Centenarians account for 1 percent of the 2.6 million U.S. deaths in 2014.

Among centenarians, heart disease is the No. 1 cause of death, the same for Americans overall followed by Alzheimer's disease.

Cancer, No. 2 overall, is fourth for centenarians behind stroke as death rates for cancer decline as people hit their 80s.

"It's a case of if you live to 100, you've escaped cancer and some other causes of death that are more common in younger people," explained David Howard, an Emory University health economist who studies cancer trends.

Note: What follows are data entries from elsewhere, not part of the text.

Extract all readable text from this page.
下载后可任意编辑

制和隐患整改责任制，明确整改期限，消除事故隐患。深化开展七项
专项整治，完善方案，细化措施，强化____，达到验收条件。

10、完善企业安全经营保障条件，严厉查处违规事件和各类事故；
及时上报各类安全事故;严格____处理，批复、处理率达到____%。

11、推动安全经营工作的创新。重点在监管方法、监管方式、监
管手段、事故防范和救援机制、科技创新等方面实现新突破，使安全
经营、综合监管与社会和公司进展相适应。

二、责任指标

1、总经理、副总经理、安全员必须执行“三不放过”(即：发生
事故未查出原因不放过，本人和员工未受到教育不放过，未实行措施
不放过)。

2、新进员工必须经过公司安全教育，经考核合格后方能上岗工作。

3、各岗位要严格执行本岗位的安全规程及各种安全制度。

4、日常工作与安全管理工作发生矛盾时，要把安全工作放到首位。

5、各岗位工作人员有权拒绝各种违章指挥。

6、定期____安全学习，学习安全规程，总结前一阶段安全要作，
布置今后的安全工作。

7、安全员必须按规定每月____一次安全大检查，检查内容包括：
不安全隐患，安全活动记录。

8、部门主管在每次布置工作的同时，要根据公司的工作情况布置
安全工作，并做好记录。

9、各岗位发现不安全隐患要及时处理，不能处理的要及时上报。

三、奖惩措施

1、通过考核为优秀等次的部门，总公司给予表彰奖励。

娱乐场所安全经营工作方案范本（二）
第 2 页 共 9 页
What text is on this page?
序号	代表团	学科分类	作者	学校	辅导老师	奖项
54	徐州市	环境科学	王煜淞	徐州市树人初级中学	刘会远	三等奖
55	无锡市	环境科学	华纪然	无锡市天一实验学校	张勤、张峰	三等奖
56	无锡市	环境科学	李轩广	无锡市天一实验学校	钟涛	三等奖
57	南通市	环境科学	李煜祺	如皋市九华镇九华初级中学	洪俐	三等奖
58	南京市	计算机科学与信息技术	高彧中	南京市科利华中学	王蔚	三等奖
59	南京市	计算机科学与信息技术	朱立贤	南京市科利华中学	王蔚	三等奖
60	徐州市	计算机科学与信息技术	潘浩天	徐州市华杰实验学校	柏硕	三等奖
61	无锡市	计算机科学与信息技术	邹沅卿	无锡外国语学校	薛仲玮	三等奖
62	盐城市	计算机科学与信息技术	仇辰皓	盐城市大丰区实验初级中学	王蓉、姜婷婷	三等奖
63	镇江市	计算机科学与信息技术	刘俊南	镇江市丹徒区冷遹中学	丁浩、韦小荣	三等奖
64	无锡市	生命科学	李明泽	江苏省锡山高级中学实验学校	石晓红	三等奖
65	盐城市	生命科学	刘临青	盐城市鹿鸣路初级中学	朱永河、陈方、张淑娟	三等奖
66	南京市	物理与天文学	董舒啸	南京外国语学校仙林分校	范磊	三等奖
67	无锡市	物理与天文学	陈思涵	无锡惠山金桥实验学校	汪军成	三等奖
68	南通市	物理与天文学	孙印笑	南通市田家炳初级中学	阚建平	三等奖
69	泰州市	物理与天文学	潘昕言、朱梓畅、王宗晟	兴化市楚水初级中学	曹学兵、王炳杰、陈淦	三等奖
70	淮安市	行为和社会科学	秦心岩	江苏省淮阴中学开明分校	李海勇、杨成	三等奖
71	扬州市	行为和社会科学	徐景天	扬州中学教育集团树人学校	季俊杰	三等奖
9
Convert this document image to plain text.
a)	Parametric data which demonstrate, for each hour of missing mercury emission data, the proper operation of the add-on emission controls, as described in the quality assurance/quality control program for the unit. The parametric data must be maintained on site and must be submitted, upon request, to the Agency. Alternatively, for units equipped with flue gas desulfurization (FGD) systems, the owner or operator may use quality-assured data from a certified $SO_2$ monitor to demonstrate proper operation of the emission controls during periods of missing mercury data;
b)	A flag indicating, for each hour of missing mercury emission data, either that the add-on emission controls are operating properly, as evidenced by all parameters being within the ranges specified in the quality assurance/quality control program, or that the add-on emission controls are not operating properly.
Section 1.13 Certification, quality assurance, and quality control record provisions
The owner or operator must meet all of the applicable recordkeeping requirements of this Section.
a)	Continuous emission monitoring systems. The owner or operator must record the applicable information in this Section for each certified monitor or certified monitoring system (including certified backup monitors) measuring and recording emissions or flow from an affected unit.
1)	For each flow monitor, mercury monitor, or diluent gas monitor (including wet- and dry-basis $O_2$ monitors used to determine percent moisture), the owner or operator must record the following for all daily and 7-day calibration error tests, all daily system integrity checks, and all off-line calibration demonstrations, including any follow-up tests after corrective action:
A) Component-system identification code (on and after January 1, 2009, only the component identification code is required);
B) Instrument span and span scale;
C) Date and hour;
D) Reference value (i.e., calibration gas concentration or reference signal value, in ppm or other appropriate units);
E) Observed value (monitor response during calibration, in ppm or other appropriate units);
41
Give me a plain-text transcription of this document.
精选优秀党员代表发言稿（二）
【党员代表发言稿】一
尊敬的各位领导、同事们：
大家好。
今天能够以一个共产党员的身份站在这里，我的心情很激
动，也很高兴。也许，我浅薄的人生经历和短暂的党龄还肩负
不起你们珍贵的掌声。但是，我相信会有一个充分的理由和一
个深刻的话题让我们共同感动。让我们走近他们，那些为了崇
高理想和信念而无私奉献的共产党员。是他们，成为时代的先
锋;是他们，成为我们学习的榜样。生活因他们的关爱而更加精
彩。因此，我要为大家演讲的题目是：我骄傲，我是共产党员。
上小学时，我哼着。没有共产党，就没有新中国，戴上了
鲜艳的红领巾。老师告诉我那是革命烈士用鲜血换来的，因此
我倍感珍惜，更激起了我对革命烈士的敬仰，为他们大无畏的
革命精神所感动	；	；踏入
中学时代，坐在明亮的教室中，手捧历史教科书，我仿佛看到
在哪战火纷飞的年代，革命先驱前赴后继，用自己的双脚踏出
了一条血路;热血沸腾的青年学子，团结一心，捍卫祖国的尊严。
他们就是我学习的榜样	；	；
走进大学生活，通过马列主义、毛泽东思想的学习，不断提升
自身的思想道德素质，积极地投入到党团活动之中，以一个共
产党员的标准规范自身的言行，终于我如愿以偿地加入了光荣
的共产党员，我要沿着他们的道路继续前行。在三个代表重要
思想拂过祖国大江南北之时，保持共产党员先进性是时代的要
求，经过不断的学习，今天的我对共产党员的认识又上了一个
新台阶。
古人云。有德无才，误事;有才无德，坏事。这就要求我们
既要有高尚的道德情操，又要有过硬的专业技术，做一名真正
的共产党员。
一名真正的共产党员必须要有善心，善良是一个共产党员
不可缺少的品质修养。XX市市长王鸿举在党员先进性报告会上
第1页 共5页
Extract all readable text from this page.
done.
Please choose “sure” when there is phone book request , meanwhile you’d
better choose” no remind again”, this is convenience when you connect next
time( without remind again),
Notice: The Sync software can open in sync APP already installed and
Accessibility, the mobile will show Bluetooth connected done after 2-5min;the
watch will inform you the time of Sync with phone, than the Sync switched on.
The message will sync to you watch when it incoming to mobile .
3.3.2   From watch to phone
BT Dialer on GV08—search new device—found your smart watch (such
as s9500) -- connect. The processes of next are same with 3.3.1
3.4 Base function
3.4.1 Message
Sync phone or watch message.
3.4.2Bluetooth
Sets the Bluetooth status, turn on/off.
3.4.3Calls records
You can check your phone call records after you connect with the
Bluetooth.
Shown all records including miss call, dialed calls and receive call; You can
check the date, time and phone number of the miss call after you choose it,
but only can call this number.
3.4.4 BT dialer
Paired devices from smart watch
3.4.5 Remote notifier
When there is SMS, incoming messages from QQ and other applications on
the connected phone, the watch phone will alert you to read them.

The report said the death rate was highest for non-Hispanic white centenarians, followed by non-Hispanic black and Hispanic centenarians, throughout the 15-year period.

"The death rate for Hispanic centenarians increased 66 percent, from 17.4 in 2000 to 28.9 in 2006. The rate then decreased 23 percent, to 22.3 in 2014," the CDC said. "Death rates increased 13 percent for non-Hispanic white centenarians and 20 percent for non-Hispanic black centenarians from 2000 through 2008. The rates then decreased 13 percent for non-Hispanic white and 15 percent for non-Hispanic black centenarians by 2014."